Agree to disagree on tax breaks. I got my degree in economics so it's been pretty well hammered into my head that they're inefficient.

However I would argue that your points on nuclear power are outdated. GE and Westinghouse are now marketing streamlined plant designs, basically cookie cutter plans allowing one company to use the same generic plan for multiple plants, saving money on design and training (you can train staff for multiple plants at the same time and use workers interchangebly). These are just now coming on the market and have a lot of people interested.

You're correct in pointing out that the government is very involved in France. The government also plays a role in the public finance of large infrastructure projects in the U.S. I wouldn't agree though with your apples to apples comparison of public finance with tax breaks meant to encouarge behavior deemed socially beneficial. Given the stress to the power grids and the ratio of electricity demand to the available supply deliverable by the grid, I support government support. I agree that the government's job is keep citizens safe. I certainly agree that means keeping them healthy, and nuclear power emits zero SO2, NOX, C02, or any other harmful ozone pollutants. I'm not naive enough to suggest global warming isn't real, and I would argue that nuclear power would be a great step in reducing our harmful burning of carbon fuels.
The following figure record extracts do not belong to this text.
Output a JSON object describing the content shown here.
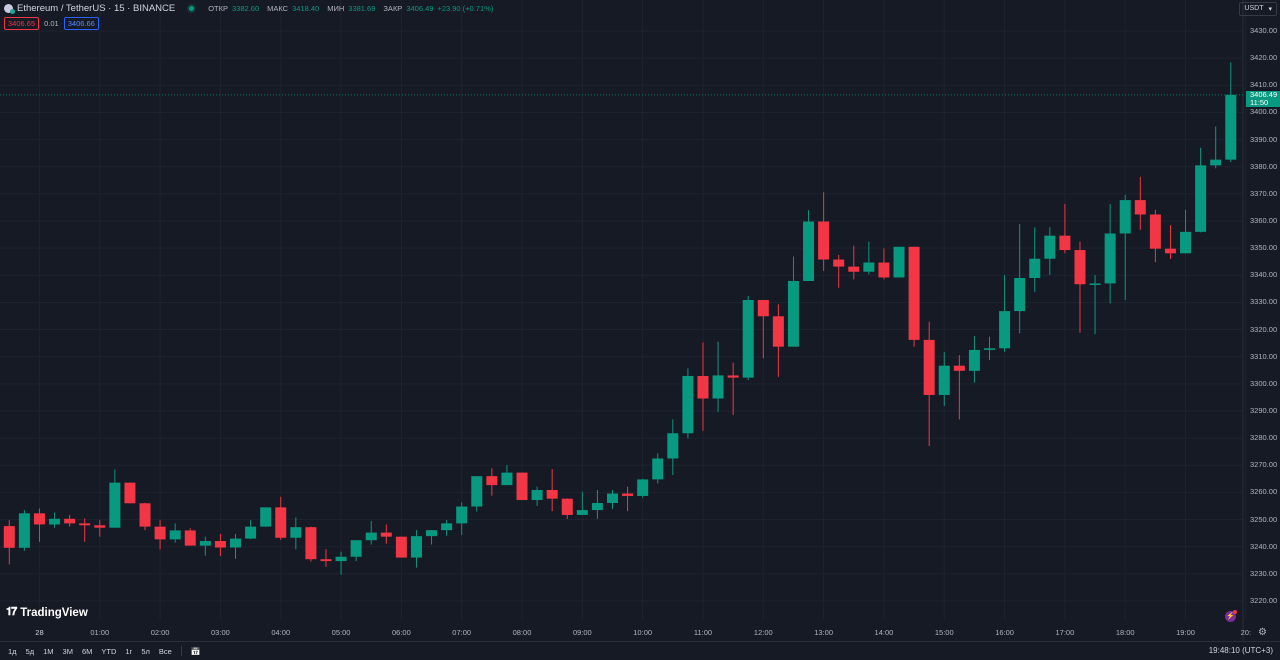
{
  "header": {
    "title": "Ethereum / TetherUS · 15 · BINANCE",
    "open_label": "ОТКР",
    "open": "3382.60",
    "high_label": "МАКС",
    "high": "3418.40",
    "low_label": "МИН",
    "low": "3381.69",
    "close_label": "ЗАКР",
    "close": "3406.49",
    "change": "+23.90 (+0.71%)",
    "sell_price": "3406.65",
    "spread": "0.01",
    "buy_price": "3406.66"
  },
  "currency": {
    "label": "USDT"
  },
  "last_price": {
    "price": "3406.49",
    "countdown": "11:50"
  },
  "logo": {
    "text": "TradingView"
  },
  "bottom": {
    "ranges": [
      "1д",
      "5д",
      "1М",
      "3М",
      "6М",
      "YTD",
      "1г",
      "5л",
      "Все"
    ],
    "clock": "19:48:10 (UTC+3)"
  },
  "colors": {
    "background": "#161a25",
    "up": "#089981",
    "down": "#f23645",
    "grid": "#1f2330"
  },
  "icons": [
    "ethereum-icon",
    "market-open-dot",
    "calendar-range-icon",
    "gear-icon",
    "alert-icon",
    "chevron-down-icon"
  ],
  "chart_data": {
    "type": "candlestick",
    "interval": "15",
    "ylim": [
      3220,
      3430
    ],
    "y_ticks": [
      "3430.00",
      "3420.00",
      "3410.00",
      "3400.00",
      "3390.00",
      "3380.00",
      "3370.00",
      "3360.00",
      "3350.00",
      "3340.00",
      "3330.00",
      "3320.00",
      "3310.00",
      "3300.00",
      "3290.00",
      "3280.00",
      "3270.00",
      "3260.00",
      "3250.00",
      "3240.00",
      "3230.00",
      "3220.00"
    ],
    "x_ticks": [
      {
        "at": "00:00",
        "label": "28"
      },
      {
        "at": "01:00",
        "label": "01:00"
      },
      {
        "at": "02:00",
        "label": "02:00"
      },
      {
        "at": "03:00",
        "label": "03:00"
      },
      {
        "at": "04:00",
        "label": "04:00"
      },
      {
        "at": "05:00",
        "label": "05:00"
      },
      {
        "at": "06:00",
        "label": "06:00"
      },
      {
        "at": "07:00",
        "label": "07:00"
      },
      {
        "at": "08:00",
        "label": "08:00"
      },
      {
        "at": "09:00",
        "label": "09:00"
      },
      {
        "at": "10:00",
        "label": "10:00"
      },
      {
        "at": "11:00",
        "label": "11:00"
      },
      {
        "at": "12:00",
        "label": "12:00"
      },
      {
        "at": "13:00",
        "label": "13:00"
      },
      {
        "at": "14:00",
        "label": "14:00"
      },
      {
        "at": "15:00",
        "label": "15:00"
      },
      {
        "at": "16:00",
        "label": "16:00"
      },
      {
        "at": "17:00",
        "label": "17:00"
      },
      {
        "at": "18:00",
        "label": "18:00"
      },
      {
        "at": "19:00",
        "label": "19:00"
      },
      {
        "at": "20:00",
        "label": "20:"
      }
    ],
    "columns": [
      "time",
      "open",
      "high",
      "low",
      "close"
    ],
    "candles": [
      [
        "23:30",
        3247.6,
        3249.8,
        3233.5,
        3239.6
      ],
      [
        "23:45",
        3239.6,
        3253.5,
        3238.5,
        3252.3
      ],
      [
        "00:00",
        3252.3,
        3254.1,
        3241.8,
        3248.2
      ],
      [
        "00:15",
        3248.2,
        3252.6,
        3247.0,
        3250.3
      ],
      [
        "00:30",
        3250.3,
        3251.7,
        3247.4,
        3248.6
      ],
      [
        "00:45",
        3248.6,
        3250.4,
        3241.8,
        3247.9
      ],
      [
        "01:00",
        3247.9,
        3249.8,
        3243.7,
        3247.0
      ],
      [
        "01:15",
        3247.0,
        3268.5,
        3247.0,
        3263.6
      ],
      [
        "01:30",
        3263.6,
        3263.6,
        3256.0,
        3256.0
      ],
      [
        "01:45",
        3256.0,
        3256.2,
        3246.1,
        3247.4
      ],
      [
        "02:00",
        3247.4,
        3249.8,
        3239.0,
        3242.7
      ],
      [
        "02:15",
        3242.7,
        3248.6,
        3241.5,
        3246.0
      ],
      [
        "02:30",
        3246.0,
        3246.8,
        3240.4,
        3240.4
      ],
      [
        "02:45",
        3240.4,
        3243.7,
        3236.7,
        3242.1
      ],
      [
        "03:00",
        3242.1,
        3244.7,
        3236.6,
        3239.7
      ],
      [
        "03:15",
        3239.7,
        3244.7,
        3235.5,
        3243.0
      ],
      [
        "03:30",
        3243.0,
        3249.8,
        3242.8,
        3247.4
      ],
      [
        "03:45",
        3247.4,
        3254.5,
        3247.4,
        3254.5
      ],
      [
        "04:00",
        3254.5,
        3258.4,
        3242.5,
        3243.3
      ],
      [
        "04:15",
        3243.3,
        3250.8,
        3239.0,
        3247.2
      ],
      [
        "04:30",
        3247.2,
        3247.4,
        3234.5,
        3235.4
      ],
      [
        "04:45",
        3235.4,
        3239.1,
        3232.6,
        3234.7
      ],
      [
        "05:00",
        3234.7,
        3238.2,
        3229.6,
        3236.3
      ],
      [
        "05:15",
        3236.3,
        3242.4,
        3234.7,
        3242.4
      ],
      [
        "05:30",
        3242.4,
        3249.5,
        3240.8,
        3245.2
      ],
      [
        "05:45",
        3245.2,
        3248.2,
        3241.1,
        3243.7
      ],
      [
        "06:00",
        3243.7,
        3243.7,
        3236.0,
        3236.0
      ],
      [
        "06:15",
        3236.0,
        3246.1,
        3232.3,
        3243.9
      ],
      [
        "06:30",
        3243.9,
        3246.1,
        3240.8,
        3246.1
      ],
      [
        "06:45",
        3246.1,
        3249.8,
        3244.0,
        3248.6
      ],
      [
        "07:00",
        3248.6,
        3256.3,
        3244.3,
        3254.8
      ],
      [
        "07:15",
        3254.8,
        3266.0,
        3252.9,
        3266.0
      ],
      [
        "07:30",
        3266.0,
        3268.9,
        3258.8,
        3262.7
      ],
      [
        "07:45",
        3262.7,
        3270.1,
        3262.7,
        3267.3
      ],
      [
        "08:00",
        3267.3,
        3267.3,
        3257.2,
        3257.2
      ],
      [
        "08:15",
        3257.2,
        3262.1,
        3255.0,
        3260.9
      ],
      [
        "08:30",
        3260.9,
        3268.6,
        3253.1,
        3257.7
      ],
      [
        "08:45",
        3257.7,
        3257.8,
        3250.2,
        3251.7
      ],
      [
        "09:00",
        3251.7,
        3260.3,
        3251.7,
        3253.5
      ],
      [
        "09:15",
        3253.5,
        3260.9,
        3250.2,
        3256.1
      ],
      [
        "09:30",
        3256.1,
        3260.9,
        3253.9,
        3259.6
      ],
      [
        "09:45",
        3259.6,
        3262.1,
        3253.1,
        3258.7
      ],
      [
        "10:00",
        3258.7,
        3265.0,
        3258.0,
        3264.8
      ],
      [
        "10:15",
        3264.8,
        3274.4,
        3263.3,
        3272.5
      ],
      [
        "10:30",
        3272.5,
        3286.9,
        3266.4,
        3281.8
      ],
      [
        "10:45",
        3281.8,
        3305.7,
        3279.9,
        3302.9
      ],
      [
        "11:00",
        3302.9,
        3315.2,
        3282.7,
        3294.6
      ],
      [
        "11:15",
        3294.6,
        3315.5,
        3289.7,
        3303.1
      ],
      [
        "11:30",
        3303.1,
        3307.8,
        3288.5,
        3302.3
      ],
      [
        "11:45",
        3302.3,
        3332.4,
        3301.4,
        3330.9
      ],
      [
        "12:00",
        3330.9,
        3330.9,
        3309.4,
        3324.9
      ],
      [
        "12:15",
        3324.9,
        3329.3,
        3302.6,
        3313.7
      ],
      [
        "12:30",
        3313.7,
        3346.9,
        3313.7,
        3337.9
      ],
      [
        "12:45",
        3337.9,
        3364.0,
        3337.9,
        3359.8
      ],
      [
        "13:00",
        3359.8,
        3370.6,
        3341.6,
        3345.8
      ],
      [
        "13:15",
        3345.8,
        3347.5,
        3335.4,
        3343.2
      ],
      [
        "13:30",
        3343.2,
        3350.9,
        3338.5,
        3341.3
      ],
      [
        "13:45",
        3341.3,
        3352.4,
        3340.3,
        3344.7
      ],
      [
        "14:00",
        3344.7,
        3349.9,
        3338.5,
        3339.2
      ],
      [
        "14:15",
        3339.2,
        3350.5,
        3339.2,
        3350.5
      ],
      [
        "14:30",
        3350.5,
        3350.5,
        3313.7,
        3316.2
      ],
      [
        "14:45",
        3316.2,
        3322.9,
        3277.1,
        3295.9
      ],
      [
        "15:00",
        3295.9,
        3311.8,
        3291.8,
        3306.7
      ],
      [
        "15:15",
        3306.7,
        3310.6,
        3286.9,
        3304.8
      ],
      [
        "15:30",
        3304.8,
        3317.6,
        3300.4,
        3312.5
      ],
      [
        "15:45",
        3312.5,
        3317.4,
        3308.8,
        3313.1
      ],
      [
        "16:00",
        3313.1,
        3340.1,
        3311.8,
        3326.8
      ],
      [
        "16:15",
        3326.8,
        3358.9,
        3318.6,
        3339.0
      ],
      [
        "16:30",
        3339.0,
        3357.7,
        3333.9,
        3346.1
      ],
      [
        "16:45",
        3346.1,
        3357.7,
        3340.1,
        3354.6
      ],
      [
        "17:00",
        3354.6,
        3366.3,
        3348.1,
        3349.3
      ],
      [
        "17:15",
        3349.3,
        3352.4,
        3318.8,
        3336.7
      ],
      [
        "17:30",
        3336.7,
        3340.1,
        3318.3,
        3337.0
      ],
      [
        "17:45",
        3337.0,
        3366.3,
        3329.6,
        3355.4
      ],
      [
        "18:00",
        3355.4,
        3369.6,
        3330.9,
        3367.7
      ],
      [
        "18:15",
        3367.7,
        3376.3,
        3356.7,
        3362.4
      ],
      [
        "18:30",
        3362.4,
        3364.1,
        3344.8,
        3349.8
      ],
      [
        "18:45",
        3349.8,
        3358.5,
        3346.0,
        3348.1
      ],
      [
        "19:00",
        3348.1,
        3364.1,
        3348.1,
        3356.0
      ],
      [
        "19:15",
        3356.0,
        3387.0,
        3355.8,
        3380.5
      ],
      [
        "19:30",
        3380.5,
        3394.8,
        3379.4,
        3382.6
      ],
      [
        "19:45",
        3382.6,
        3418.4,
        3381.69,
        3406.49
      ]
    ],
    "last_price_line": 3406.49,
    "grid": true
  }
}
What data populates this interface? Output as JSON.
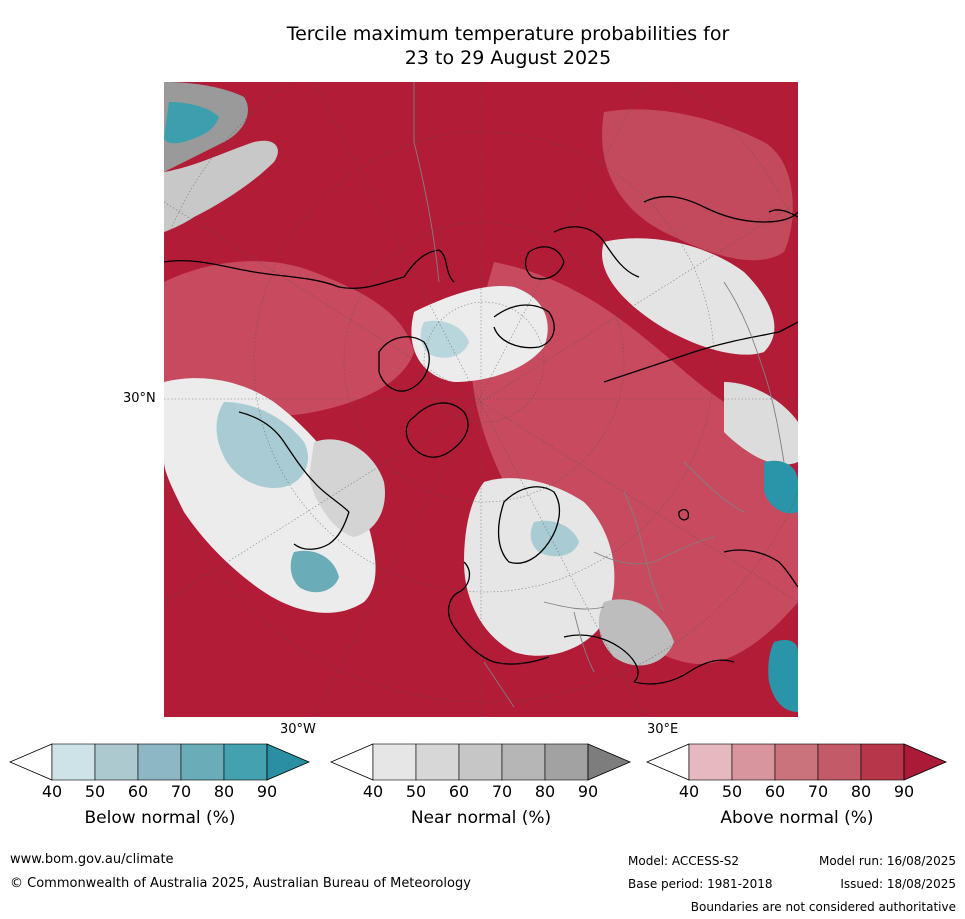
{
  "title": {
    "line1": "Tercile maximum temperature probabilities for",
    "line2": "23 to 29 August 2025"
  },
  "map": {
    "lat_label": "30°N",
    "lon_label_left": "30°W",
    "lon_label_right": "30°E",
    "colors": {
      "above_deep": "#b31c37",
      "above_mid": "#c84a5e",
      "above_light": "#dc8a95",
      "near": "#d4d4d4",
      "near_light": "#ececec",
      "below": "#a9cbd4",
      "below_deep": "#2a94a8",
      "coast": "#000000",
      "border": "#808080"
    }
  },
  "colorbars": [
    {
      "title": "Below normal (%)",
      "ticks": [
        "40",
        "50",
        "60",
        "70",
        "80",
        "90"
      ],
      "colors": [
        "#cde3e8",
        "#abc9ce",
        "#8db7c2",
        "#6aadb8",
        "#43a1b0",
        "#2a8fa3"
      ]
    },
    {
      "title": "Near normal (%)",
      "ticks": [
        "40",
        "50",
        "60",
        "70",
        "80",
        "90"
      ],
      "colors": [
        "#e6e6e6",
        "#d7d7d7",
        "#c6c6c6",
        "#b6b6b6",
        "#a2a2a2",
        "#7d7d7d"
      ]
    },
    {
      "title": "Above normal (%)",
      "ticks": [
        "40",
        "50",
        "60",
        "70",
        "80",
        "90"
      ],
      "colors": [
        "#e5b9bf",
        "#d8959d",
        "#cb737d",
        "#c25a67",
        "#b83649",
        "#ab1a36"
      ]
    }
  ],
  "footer": {
    "website": "www.bom.gov.au/climate",
    "copyright": "© Commonwealth of Australia 2025, Australian Bureau of Meteorology",
    "model": "Model: ACCESS-S2",
    "model_run": "Model run: 16/08/2025",
    "base_period": "Base period: 1981-2018",
    "issued": "Issued: 18/08/2025",
    "disclaimer": "Boundaries are not considered authoritative"
  }
}
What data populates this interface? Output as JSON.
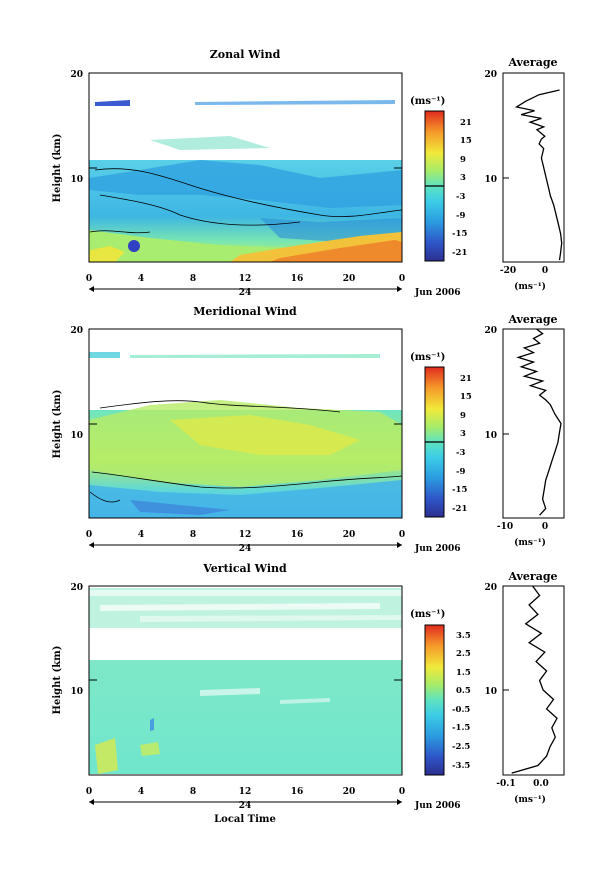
{
  "chart_data": [
    {
      "type": "heatmap",
      "title": "Zonal Wind",
      "ylabel": "Height (km)",
      "ylim": [
        0,
        20
      ],
      "y_ticks": [
        "10",
        "20"
      ],
      "x_ticks": [
        "0",
        "4",
        "8",
        "12",
        "16",
        "20",
        "0"
      ],
      "date_row": {
        "day": "24",
        "label": "Jun 2006"
      },
      "colorbar": {
        "unit": "(ms⁻¹)",
        "ticks": [
          "21",
          "15",
          "9",
          "3",
          "-3",
          "-9",
          "-15",
          "-21"
        ],
        "zero_line": 0
      },
      "profile": {
        "title": "Average",
        "xlim": [
          -20,
          7
        ],
        "x_ticks": [
          "-20",
          "0"
        ],
        "xlabel": "(ms⁻¹)",
        "y_ticks": [
          "10",
          "20"
        ],
        "points": [
          [
            5,
            0.2
          ],
          [
            5.5,
            1
          ],
          [
            6,
            2
          ],
          [
            5.5,
            3
          ],
          [
            4.5,
            4
          ],
          [
            3.5,
            5
          ],
          [
            2.5,
            6
          ],
          [
            1,
            7
          ],
          [
            0,
            8
          ],
          [
            -1,
            9
          ],
          [
            -2,
            10
          ],
          [
            -3,
            11
          ],
          [
            -2,
            12
          ],
          [
            -4,
            12.5
          ],
          [
            -3,
            13
          ],
          [
            -1.5,
            13.3
          ],
          [
            -5,
            14
          ],
          [
            -2,
            14.3
          ],
          [
            -8,
            14.8
          ],
          [
            -3,
            15.2
          ],
          [
            -12,
            15.6
          ],
          [
            -6,
            16
          ],
          [
            -14,
            16.4
          ],
          [
            -10,
            17
          ],
          [
            -4,
            17.7
          ],
          [
            5,
            18.2
          ]
        ]
      }
    },
    {
      "type": "heatmap",
      "title": "Meridional Wind",
      "ylabel": "Height (km)",
      "ylim": [
        0,
        20
      ],
      "y_ticks": [
        "10",
        "20"
      ],
      "x_ticks": [
        "0",
        "4",
        "8",
        "12",
        "16",
        "20",
        "0"
      ],
      "date_row": {
        "day": "24",
        "label": "Jun 2006"
      },
      "colorbar": {
        "unit": "(ms⁻¹)",
        "ticks": [
          "21",
          "15",
          "9",
          "3",
          "-3",
          "-9",
          "-15",
          "-21"
        ],
        "zero_line": 0
      },
      "profile": {
        "title": "Average",
        "xlim": [
          -15,
          5
        ],
        "x_ticks": [
          "-10",
          "0"
        ],
        "xlabel": "(ms⁻¹)",
        "y_ticks": [
          "10",
          "20"
        ],
        "points": [
          [
            -3,
            0.3
          ],
          [
            -1,
            1
          ],
          [
            -2,
            2
          ],
          [
            -1.5,
            3
          ],
          [
            -1,
            4
          ],
          [
            0,
            5
          ],
          [
            1,
            6
          ],
          [
            2,
            7
          ],
          [
            3,
            8
          ],
          [
            3.5,
            9
          ],
          [
            4,
            10
          ],
          [
            2,
            11
          ],
          [
            0.5,
            12
          ],
          [
            -1,
            12.5
          ],
          [
            -3,
            13
          ],
          [
            -1,
            13.5
          ],
          [
            -6,
            14
          ],
          [
            -2,
            14.5
          ],
          [
            -8,
            15
          ],
          [
            -4,
            15.5
          ],
          [
            -9,
            16
          ],
          [
            -5,
            16.5
          ],
          [
            -10,
            17
          ],
          [
            -5,
            17.5
          ],
          [
            -8,
            18
          ],
          [
            -3,
            18.5
          ],
          [
            -5,
            19
          ],
          [
            -2,
            19.5
          ],
          [
            -4,
            20
          ]
        ]
      }
    },
    {
      "type": "heatmap",
      "title": "Vertical Wind",
      "ylabel": "Height (km)",
      "ylim": [
        0,
        20
      ],
      "y_ticks": [
        "10",
        "20"
      ],
      "x_ticks": [
        "0",
        "4",
        "8",
        "12",
        "16",
        "20",
        "0"
      ],
      "date_row": {
        "day": "24",
        "label": "Jun 2006"
      },
      "xlabel": "Local Time",
      "colorbar": {
        "unit": "(ms⁻¹)",
        "ticks": [
          "3.5",
          "2.5",
          "1.5",
          "0.5",
          "-0.5",
          "-1.5",
          "-2.5",
          "-3.5"
        ]
      },
      "profile": {
        "title": "Average",
        "xlim": [
          -0.15,
          0.2
        ],
        "x_ticks": [
          "-0.1",
          "0.0"
        ],
        "xlabel": "(ms⁻¹)",
        "y_ticks": [
          "10",
          "20"
        ],
        "points": [
          [
            -0.1,
            0.2
          ],
          [
            0.05,
            1
          ],
          [
            0.1,
            2
          ],
          [
            0.12,
            3
          ],
          [
            0.15,
            4
          ],
          [
            0.13,
            5
          ],
          [
            0.16,
            6
          ],
          [
            0.1,
            7
          ],
          [
            0.14,
            8
          ],
          [
            0.08,
            9
          ],
          [
            0.06,
            10
          ],
          [
            0.1,
            11
          ],
          [
            0.04,
            12
          ],
          [
            0.09,
            13
          ],
          [
            0.0,
            14
          ],
          [
            0.07,
            15
          ],
          [
            -0.02,
            16
          ],
          [
            0.05,
            17
          ],
          [
            0.0,
            18
          ],
          [
            0.06,
            19
          ],
          [
            0.02,
            20
          ]
        ]
      }
    }
  ]
}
I would also argue that governments have a responsibility to ensure the free competition of business and operation of markets. Energy consumption is a good thing, and improves our standard of living. It's easy for Americans to hail the virtues of conservation since we are consuming so much already. Great advances in society are made through increased energy consumption. The personal computer consumes an unbelievable amount of electricity, even when just idling. As I mentioned, if I'm buying it and and it's being produced responsibly (by which I meant nuclear) I don't think my energy consumption is any of your (or the government's) business. Feel free to reduce your consumption. Enjoy the reduced utility bills.

The brunt of your argument seems to be aimed at burning coal and oil, which I agree we should move away from.